Throughout history, great civilizations have had different opinions as to when the new year should begin. Ancient Mesopotamians who lived in Babylonia celebrated the new year on the new moon nearest the spring equinox (mid-March,) but those Mesopotamians who lived in Assyriaset the full moon nearest the autumn equinox (mid-September) as their new year's beginning. The Egyptians, Phoenicians, and Persians also celebrated at the autumn equinox. Until the fifth century B.C. E., the Greeks celebrated the old year's passing during the winter solstice (around December twenty-first.)

The Romans set the date for a new year's start at March first during the festival of Calends. When Emperor Julius Caesar changed the Roman calendar in 46 B.C.E, the official date for the first day of the new year was January first. During the festival, known as Saturnalia, Romans decorated their houses, exchanged gifts, and allowed slaves and servants to behave as equals.

During much of the Middle Ages, most of Christian Europe viewed March twenty-fifth, Annunciation Day (the day the Virgin Mary was impregnated by Immaculate Conception), as the first day of the new year. However, the Anglo-Saxons ignored that tradition and chose to celebrate on December twenty-fifth.

In 1582, when the Gregorian calendar listed the official date once more as January first, Roman Catholic countries immediately adopted the new holiday, but Scotland didn't accept it until 1660. Germany and Denmark didn't come on board until around 1700. England held out until 1752 and Sweden dragged its heels until 1773. The western world had to wait until 1918 for Russia to fall into line.

Along with other pagan practices, the custom of giving gifts to monarchs at the new year was outlawed by the Catholic church in A.D. 567, but was later reinstated by English rulers sometime during the thirteenth century. Common gifts were gold and jewels. English husbands also gifted their wives with money on New Year's Day.

The Feast of Fools was one of the more notorious festivals celebrated on or around January first. Begun in the twelfth century by John Beleth, an English liturgical writer, the festival, set on the Day of Circumcision, was supposed to be a 'festival of the sub-deacons', similar in spirit to other feasts held in honor of deacons, priests, choristers and mass servers.

The feast carried overtones of Saturnalia, raising those in subordinate positions to a higher station if only for a few hours. Thus, in the hands of a sub-deacon, the formality and solemnity the church services became a parody, bordering on blasphemy in the eyes of Rome.

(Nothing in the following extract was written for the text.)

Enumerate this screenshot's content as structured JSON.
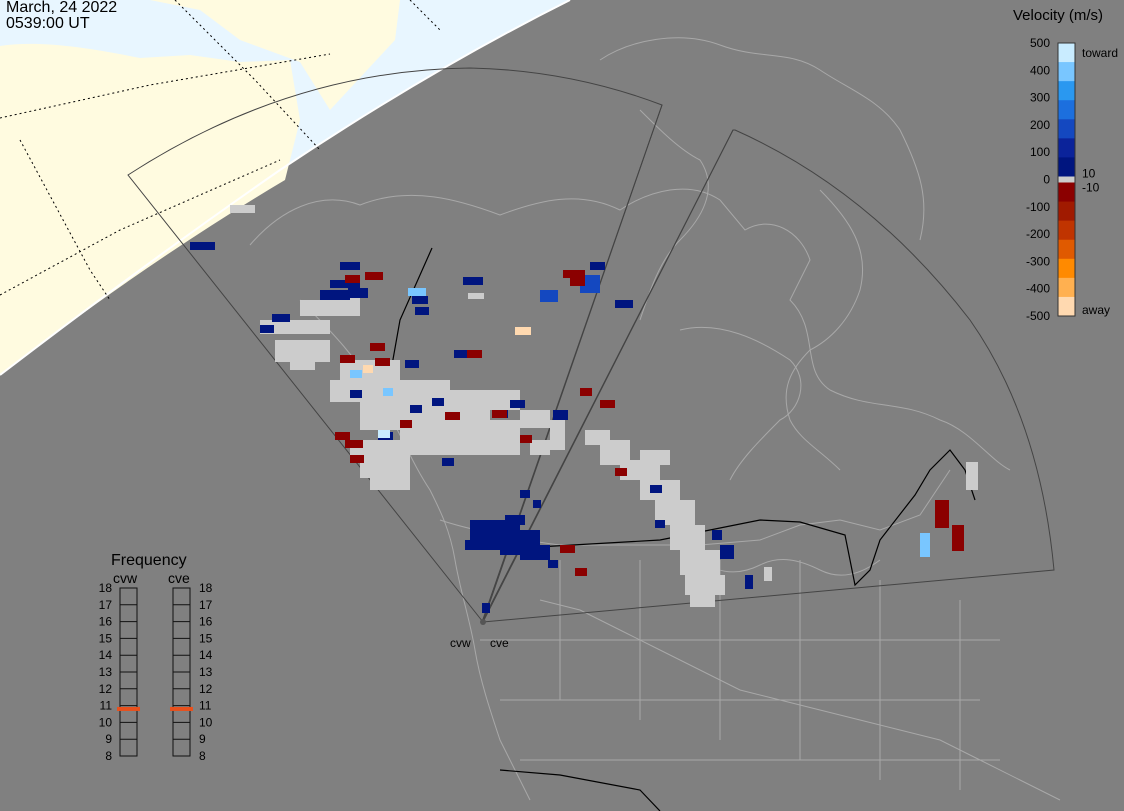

The Feast of Fools grew to be so licentious and blasphemous in nature that it was constantly and emphatically condemned by the medieval church. In 1199, Bishop Eudes de Sully imposed regulations to try to curb the abuses of the celebration at the Notre Dame Cathedral in Paris. The celebration was finally forbidden under the severest penalties by the Council of Basle in 1435. This condemnation was seconded by the University of Paris in 1444 and supported by the decrees of various local councils.

Under the church's pressure, the more blatant abuses committed during New Year's festivities like the Feast of Fools slowly died away. However, these customs were so deeply rooted in European tradition that it took two more centuries for the church to eradicate them completely.